Now let’s go back to what the get() request does when it finds a negative hash in the entry.find() method. (It turns out that TreeNode’s find method has a lock check step because red-black trees need locks to be balanced. Concurrency control is implemented by cas to modify the volatile int lockState property. Not expanding.)

What if the slot corresponding to get is in the process of data migration

Node<K, V> find(int h, Object k) { // loop to avoid arbitrarily deep recursion on forwarding nodes outer: for (Node<K, V>[] tab = nextTable; ;) { Node<K, V> e; int n; if (k == null || tab == null || (n = tab.length) == 0 || (e = tabAt(tab, (n - 1) & h)) == null) return null; for (; ;) { int eh; K ek; if ((eh = e.hash) == h && ((ek = e.key) == k || (ek ! = null && k.equals(ek)))) return e; If (e instanceof ForwardingNode) {TAB = ((ForwardingNode<K, V>) e).nexttable; continue outer; } else return e.type (h, k); } if ((e = e.next) == null) return null; }}}Copy the code

Slot Operation sequence of head nodes During capacity expansion, lock head nodes, complete data migration, and change them to MOVE. So when get is called and the MOVE flag is found, the data migration for the slot is complete, and you can query the data directly to the target container of the expansion. There is a problem with this table. If find is triggered at the same time, data cannot be retrieved.

So let’s go back to this method and see what happens when we discover that an entry is being migrated

final Node<K, V> advance() { Node<K, V> e; // next ! If ((e = next)!

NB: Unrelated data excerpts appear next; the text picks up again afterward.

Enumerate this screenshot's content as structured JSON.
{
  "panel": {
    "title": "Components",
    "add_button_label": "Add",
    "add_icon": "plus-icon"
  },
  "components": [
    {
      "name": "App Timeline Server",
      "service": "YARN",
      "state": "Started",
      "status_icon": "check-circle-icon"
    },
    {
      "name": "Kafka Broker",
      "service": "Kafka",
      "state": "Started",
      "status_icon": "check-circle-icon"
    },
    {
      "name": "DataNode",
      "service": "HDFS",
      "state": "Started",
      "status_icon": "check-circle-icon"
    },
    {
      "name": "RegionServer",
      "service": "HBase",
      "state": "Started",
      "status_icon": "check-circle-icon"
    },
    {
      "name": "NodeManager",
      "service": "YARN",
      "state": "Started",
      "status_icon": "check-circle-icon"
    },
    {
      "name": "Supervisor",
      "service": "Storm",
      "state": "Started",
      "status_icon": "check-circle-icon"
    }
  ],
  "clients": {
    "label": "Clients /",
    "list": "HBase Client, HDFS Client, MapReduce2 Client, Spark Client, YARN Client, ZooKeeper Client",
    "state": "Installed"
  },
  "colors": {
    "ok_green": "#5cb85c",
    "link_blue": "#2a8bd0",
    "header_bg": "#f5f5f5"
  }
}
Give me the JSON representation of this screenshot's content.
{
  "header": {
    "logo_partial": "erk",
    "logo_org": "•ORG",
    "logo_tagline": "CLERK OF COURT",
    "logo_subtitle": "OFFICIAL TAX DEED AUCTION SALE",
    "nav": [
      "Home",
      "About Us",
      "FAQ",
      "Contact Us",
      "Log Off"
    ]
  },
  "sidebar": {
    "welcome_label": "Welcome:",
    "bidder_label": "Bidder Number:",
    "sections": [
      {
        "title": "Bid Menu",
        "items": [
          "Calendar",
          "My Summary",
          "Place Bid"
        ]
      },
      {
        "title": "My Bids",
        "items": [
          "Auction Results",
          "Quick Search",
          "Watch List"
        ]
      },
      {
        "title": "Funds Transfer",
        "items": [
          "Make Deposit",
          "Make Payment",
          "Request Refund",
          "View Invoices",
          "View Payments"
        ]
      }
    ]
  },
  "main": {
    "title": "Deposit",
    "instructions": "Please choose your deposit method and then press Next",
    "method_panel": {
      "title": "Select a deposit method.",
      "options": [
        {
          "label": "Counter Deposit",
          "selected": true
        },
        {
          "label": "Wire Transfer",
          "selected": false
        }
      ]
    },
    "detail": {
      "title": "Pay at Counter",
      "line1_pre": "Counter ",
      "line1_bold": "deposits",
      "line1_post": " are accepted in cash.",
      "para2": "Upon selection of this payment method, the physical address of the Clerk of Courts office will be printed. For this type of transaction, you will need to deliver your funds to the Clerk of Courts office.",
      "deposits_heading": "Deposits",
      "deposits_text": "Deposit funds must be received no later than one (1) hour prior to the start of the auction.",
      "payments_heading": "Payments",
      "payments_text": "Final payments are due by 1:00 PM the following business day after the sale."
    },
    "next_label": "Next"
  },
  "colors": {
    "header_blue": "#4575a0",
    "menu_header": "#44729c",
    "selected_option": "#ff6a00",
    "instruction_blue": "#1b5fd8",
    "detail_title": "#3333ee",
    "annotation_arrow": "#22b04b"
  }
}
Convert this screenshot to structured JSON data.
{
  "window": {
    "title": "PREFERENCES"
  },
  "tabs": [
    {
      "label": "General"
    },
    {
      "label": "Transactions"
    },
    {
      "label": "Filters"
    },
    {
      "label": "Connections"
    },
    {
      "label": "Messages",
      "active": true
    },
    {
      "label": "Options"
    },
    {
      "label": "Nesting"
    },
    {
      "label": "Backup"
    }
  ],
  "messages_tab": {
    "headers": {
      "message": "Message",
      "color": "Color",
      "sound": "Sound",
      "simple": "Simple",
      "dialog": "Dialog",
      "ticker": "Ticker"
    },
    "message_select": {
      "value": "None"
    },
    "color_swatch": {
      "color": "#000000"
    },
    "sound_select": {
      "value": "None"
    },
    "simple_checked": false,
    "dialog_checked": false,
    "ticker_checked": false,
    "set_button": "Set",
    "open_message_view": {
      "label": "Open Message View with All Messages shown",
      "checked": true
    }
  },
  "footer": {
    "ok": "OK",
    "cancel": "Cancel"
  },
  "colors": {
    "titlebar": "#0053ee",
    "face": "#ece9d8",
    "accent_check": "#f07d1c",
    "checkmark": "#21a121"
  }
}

If ((e = next)! = null) e = e.next; for (; ;) { Node<K, V>[] t; int i, n; // must use locals in checks // = null) return next = e; / / at this point is beyond the table scan range Namely traverse all data if (baseIndex > = baseLimit | | (t = TAB) = = null | | (n = t.l ength) < = (I = index) | | I <  0) return next = null; // Hash < 0 indicates that the entry is a tree structure or is being migrated. // tabAt(t, I), I = index have located the entry based on the latest index. If ((e = tabAt(t, I))! = null && e.hash < 0) { if (e instanceof ForwardingNode) { tab = ((ForwardingNode<K, V>) e).nextTable; e = null; PushState (t, I, n); pushState(t, I, n); continue; } else if (e instanceof TreeBin) e = ((TreeBin<K, V>) e).first; else e = null; } if (stack ! = null) // Restore the stored property recoverState(n) with stack; Else if ((index = I + baseSize) >= n) index = ++baseIndex; // visit upper slots if present } }Copy the code

When an entry is found to be an entry in migration, the table,index, and N are stored in a stack structure. And since TAB is updated and t changes in the next round, we can read the slot that index corresponds to the migration array. In this case, e=tabAt(t, I) is used to obtain the entry. Because the stack is assigned. The recoveryState command restores the table and related Pointers. And then the next loop uses if (e! = null) return next = e; Iterate over the migrated data.

What does pushState/recoveryState do

private void pushState(Node<K, V>[] t, int i, Int n) {// Spare will be updated when pushState is flushed before recoveryState, but a get() request for only one Traverser object should be a TableStack that is not reentered; // reuse if possible if (s ! = null) spare = s.next; else s = new TableStack<K, V>(); // Store the current identity information in this structure. s.length = n; s.index = i; s.next = stack; stack = s; } private void recoverState(int n) { TableStack<K, V> s; int len; while ((s = stack) ! = null && (index += (len = s.length)) >= n) { n = len; // Restore the stack data to the current object index = s.index; tab = s.tab; s.tab = null; TableStack<K, V> next = s.next; s.next = spare; // save for reuse stack = next; spare = s; If (s == null && (index += baseSize) >= n) index = ++baseIndex; }Copy the code

The other traversal methods use this class as a template.